In late 2013, the People’s Democratic Reform Committee (PDRC) claimed its December 22 protest against Yingluck Shinawatra’s Pheu Thai-led government drew no less than 3.5 million protesters.
However, Lt-General Paradon Patthanathabut, then chief of the National Security Council, put the number at just about 150,000.
Such large discrepancies are normal when it comes to counting crowds in politically divided Thailand.
The science of crowd counting
A police source revealed there are two key methods of counting crowds. The first is to calculate the area occupied by protesters, by using a reliable source such as Google Maps, and then determining the density of the rally.
The second is to deploy individual police officers to count the number of protesters in their patrol zone, then add these numbers together to come up with a total.
“This is a reliable method to an extent,” the source said. “And if the protest site has a clear entrance and exit, then we can count the number of people walking in and out for a more accurate number.”
Panitan Wattanayagorn, a former deputy secretary-general for the PM’s Office, said authorities sometimes estimate the size of a protest by counting the number of supporters brought in from the provinces.
“It’s possible to determine the size of the crowds based on the number of arriving buses, the amount of food brought into the protest site and the number of mobile toilets made available,” he said.
In some cases, he added, authorities also checked with reporters working in the field and then calculated the numbers based on the total area of the protest site.
According to Panitan, Sanam Luang covers an area of 120,000 square metres, while the Royal Plaza is 25,596 square metres.
History of counting crowds
Asking reporters for crowd estimates is not really such a ridiculous idea, as proved by Herbert Jacobs, a journalism professor at the University of California. Jacobs is credited with coming up with modern and accurate crowd-counting techniques.
Rob Goodier of popularmechanics.com revealed that Jacobs carved out the techniques while watching students protest against US involvement in the Vietnam War from his office window back in 1960s. The plaza in front of his office had been built on a grid, so Jacobs counted the number of students in a few of the grid’s squares in order to get a per-square average and then multiplied it by the total number of squares.

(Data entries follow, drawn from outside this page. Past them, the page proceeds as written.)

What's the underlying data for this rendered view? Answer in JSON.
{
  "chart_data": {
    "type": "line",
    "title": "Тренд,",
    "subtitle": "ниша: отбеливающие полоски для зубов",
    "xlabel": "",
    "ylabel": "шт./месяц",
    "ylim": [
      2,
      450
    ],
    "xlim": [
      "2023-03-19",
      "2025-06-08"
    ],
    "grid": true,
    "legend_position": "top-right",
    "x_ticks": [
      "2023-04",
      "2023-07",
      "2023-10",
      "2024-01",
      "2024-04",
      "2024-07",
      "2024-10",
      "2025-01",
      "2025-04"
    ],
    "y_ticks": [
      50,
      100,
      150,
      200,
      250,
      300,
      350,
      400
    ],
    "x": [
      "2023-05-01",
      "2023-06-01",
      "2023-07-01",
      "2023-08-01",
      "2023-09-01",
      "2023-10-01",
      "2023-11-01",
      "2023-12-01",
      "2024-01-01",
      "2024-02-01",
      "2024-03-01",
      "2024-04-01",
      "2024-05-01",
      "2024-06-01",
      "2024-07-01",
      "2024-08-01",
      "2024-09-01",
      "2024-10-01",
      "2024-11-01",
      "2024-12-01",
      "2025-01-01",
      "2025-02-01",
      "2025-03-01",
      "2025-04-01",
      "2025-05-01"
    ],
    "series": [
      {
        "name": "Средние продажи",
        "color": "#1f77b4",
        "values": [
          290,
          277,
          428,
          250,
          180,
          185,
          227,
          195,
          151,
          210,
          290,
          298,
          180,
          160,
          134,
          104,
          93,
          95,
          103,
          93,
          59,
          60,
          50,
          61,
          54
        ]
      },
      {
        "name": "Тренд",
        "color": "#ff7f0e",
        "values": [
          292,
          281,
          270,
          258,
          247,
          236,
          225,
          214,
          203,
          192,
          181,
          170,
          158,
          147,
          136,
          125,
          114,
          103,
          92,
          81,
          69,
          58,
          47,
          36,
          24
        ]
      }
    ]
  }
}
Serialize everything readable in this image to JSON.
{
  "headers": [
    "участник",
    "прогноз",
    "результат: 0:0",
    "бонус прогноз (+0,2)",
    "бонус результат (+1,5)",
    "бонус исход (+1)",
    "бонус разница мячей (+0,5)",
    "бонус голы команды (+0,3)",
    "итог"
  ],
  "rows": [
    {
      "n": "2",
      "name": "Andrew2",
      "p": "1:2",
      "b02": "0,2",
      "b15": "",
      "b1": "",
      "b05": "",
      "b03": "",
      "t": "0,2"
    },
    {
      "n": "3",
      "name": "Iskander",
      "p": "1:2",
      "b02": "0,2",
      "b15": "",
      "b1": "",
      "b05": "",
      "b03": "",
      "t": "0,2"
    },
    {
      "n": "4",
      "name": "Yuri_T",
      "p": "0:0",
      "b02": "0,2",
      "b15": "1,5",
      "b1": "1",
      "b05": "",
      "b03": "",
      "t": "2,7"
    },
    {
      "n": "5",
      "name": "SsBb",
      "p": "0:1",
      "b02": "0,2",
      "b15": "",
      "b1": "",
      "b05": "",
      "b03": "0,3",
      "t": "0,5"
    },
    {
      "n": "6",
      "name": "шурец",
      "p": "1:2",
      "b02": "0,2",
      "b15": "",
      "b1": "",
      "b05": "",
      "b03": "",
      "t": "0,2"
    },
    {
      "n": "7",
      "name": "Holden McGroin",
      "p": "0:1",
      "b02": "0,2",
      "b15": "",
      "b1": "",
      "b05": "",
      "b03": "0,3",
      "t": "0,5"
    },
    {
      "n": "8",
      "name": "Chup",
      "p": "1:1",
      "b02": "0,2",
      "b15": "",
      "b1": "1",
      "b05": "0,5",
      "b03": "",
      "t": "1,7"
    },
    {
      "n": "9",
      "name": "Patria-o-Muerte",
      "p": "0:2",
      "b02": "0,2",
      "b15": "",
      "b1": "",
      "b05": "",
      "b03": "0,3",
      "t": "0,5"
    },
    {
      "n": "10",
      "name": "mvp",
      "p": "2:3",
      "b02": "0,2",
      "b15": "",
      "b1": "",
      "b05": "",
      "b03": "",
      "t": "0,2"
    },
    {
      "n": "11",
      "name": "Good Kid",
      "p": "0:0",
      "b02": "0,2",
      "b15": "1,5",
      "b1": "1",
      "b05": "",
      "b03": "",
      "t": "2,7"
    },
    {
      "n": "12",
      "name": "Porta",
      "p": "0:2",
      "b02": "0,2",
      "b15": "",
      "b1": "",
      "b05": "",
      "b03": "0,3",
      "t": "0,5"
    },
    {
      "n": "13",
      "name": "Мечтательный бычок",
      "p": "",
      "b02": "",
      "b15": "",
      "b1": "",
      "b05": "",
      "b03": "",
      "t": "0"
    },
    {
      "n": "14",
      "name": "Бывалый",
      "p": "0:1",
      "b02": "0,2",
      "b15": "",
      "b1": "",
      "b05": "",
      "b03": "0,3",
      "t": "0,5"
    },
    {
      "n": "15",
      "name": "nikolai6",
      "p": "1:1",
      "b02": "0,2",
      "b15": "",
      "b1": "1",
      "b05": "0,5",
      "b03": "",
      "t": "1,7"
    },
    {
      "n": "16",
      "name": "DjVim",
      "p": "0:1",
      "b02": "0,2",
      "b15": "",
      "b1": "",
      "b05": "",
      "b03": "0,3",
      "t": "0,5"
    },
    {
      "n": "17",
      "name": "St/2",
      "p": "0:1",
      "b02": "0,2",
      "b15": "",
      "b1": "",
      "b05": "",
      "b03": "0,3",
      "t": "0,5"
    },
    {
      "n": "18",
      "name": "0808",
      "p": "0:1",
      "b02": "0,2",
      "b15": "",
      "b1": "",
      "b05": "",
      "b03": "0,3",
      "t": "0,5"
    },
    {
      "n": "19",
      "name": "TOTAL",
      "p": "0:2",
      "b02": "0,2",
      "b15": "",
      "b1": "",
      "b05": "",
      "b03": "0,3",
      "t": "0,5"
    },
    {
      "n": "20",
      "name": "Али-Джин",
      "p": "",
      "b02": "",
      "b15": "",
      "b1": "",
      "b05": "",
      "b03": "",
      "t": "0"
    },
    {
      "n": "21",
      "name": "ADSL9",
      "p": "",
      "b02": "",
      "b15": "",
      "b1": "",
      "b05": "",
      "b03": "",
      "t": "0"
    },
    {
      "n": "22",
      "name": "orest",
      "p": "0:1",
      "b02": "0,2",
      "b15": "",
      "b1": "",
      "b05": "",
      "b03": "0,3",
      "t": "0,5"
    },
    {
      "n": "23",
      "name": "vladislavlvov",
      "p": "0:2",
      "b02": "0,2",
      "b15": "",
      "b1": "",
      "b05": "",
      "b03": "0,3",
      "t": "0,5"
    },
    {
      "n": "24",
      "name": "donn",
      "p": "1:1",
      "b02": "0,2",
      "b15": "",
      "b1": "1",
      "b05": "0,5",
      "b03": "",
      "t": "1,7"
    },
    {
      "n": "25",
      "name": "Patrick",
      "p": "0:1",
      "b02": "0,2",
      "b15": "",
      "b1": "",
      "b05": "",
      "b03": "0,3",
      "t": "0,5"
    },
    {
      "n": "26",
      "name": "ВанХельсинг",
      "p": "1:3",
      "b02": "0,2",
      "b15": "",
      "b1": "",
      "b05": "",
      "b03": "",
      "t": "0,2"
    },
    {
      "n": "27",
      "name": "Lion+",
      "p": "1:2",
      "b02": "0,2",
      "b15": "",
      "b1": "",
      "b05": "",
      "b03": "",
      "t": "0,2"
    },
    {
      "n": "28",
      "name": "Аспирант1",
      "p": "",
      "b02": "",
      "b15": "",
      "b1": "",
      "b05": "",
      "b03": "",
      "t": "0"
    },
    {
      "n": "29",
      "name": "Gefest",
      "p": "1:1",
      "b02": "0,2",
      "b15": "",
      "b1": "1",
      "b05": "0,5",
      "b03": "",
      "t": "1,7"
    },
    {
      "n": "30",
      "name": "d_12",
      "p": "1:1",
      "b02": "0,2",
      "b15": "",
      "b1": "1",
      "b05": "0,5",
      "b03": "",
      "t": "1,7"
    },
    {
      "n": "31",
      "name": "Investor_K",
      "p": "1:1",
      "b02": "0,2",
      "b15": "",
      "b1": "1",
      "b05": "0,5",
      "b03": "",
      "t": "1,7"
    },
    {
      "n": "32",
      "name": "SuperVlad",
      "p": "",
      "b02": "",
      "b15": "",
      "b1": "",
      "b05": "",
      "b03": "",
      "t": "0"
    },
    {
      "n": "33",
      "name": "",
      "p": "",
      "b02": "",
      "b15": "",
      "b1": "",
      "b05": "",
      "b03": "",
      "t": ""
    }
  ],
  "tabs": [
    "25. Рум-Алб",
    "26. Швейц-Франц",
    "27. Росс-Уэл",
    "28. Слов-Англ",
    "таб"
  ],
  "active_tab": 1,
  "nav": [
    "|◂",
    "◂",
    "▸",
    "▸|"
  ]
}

More than half a century later, the tools for counting crowds may have improved, but the principle remains the same – area multiplied by density.
When US President Donald Trump delivered his inaugural speech in 2017 at Washington’s Capitol building, he was quick to claim the audience “looked like a million and a half people, whatever it was it was”.
He was visibly upset when he heard television news reports saying there were only about 250,000 people at his speech.
In Hong Kong, the Civil Human Rights Front claimed more than half a million people participated in its July 1, 2019 march, but police put the figure down at 190,000.
The huge discrepancies in size estimates of political protests around the world illustrate that the science of counting crowds is still in its infancy. And until more objective measurement methods are developed, it’s probably best to remember that political bias often plays a large part in the calculations.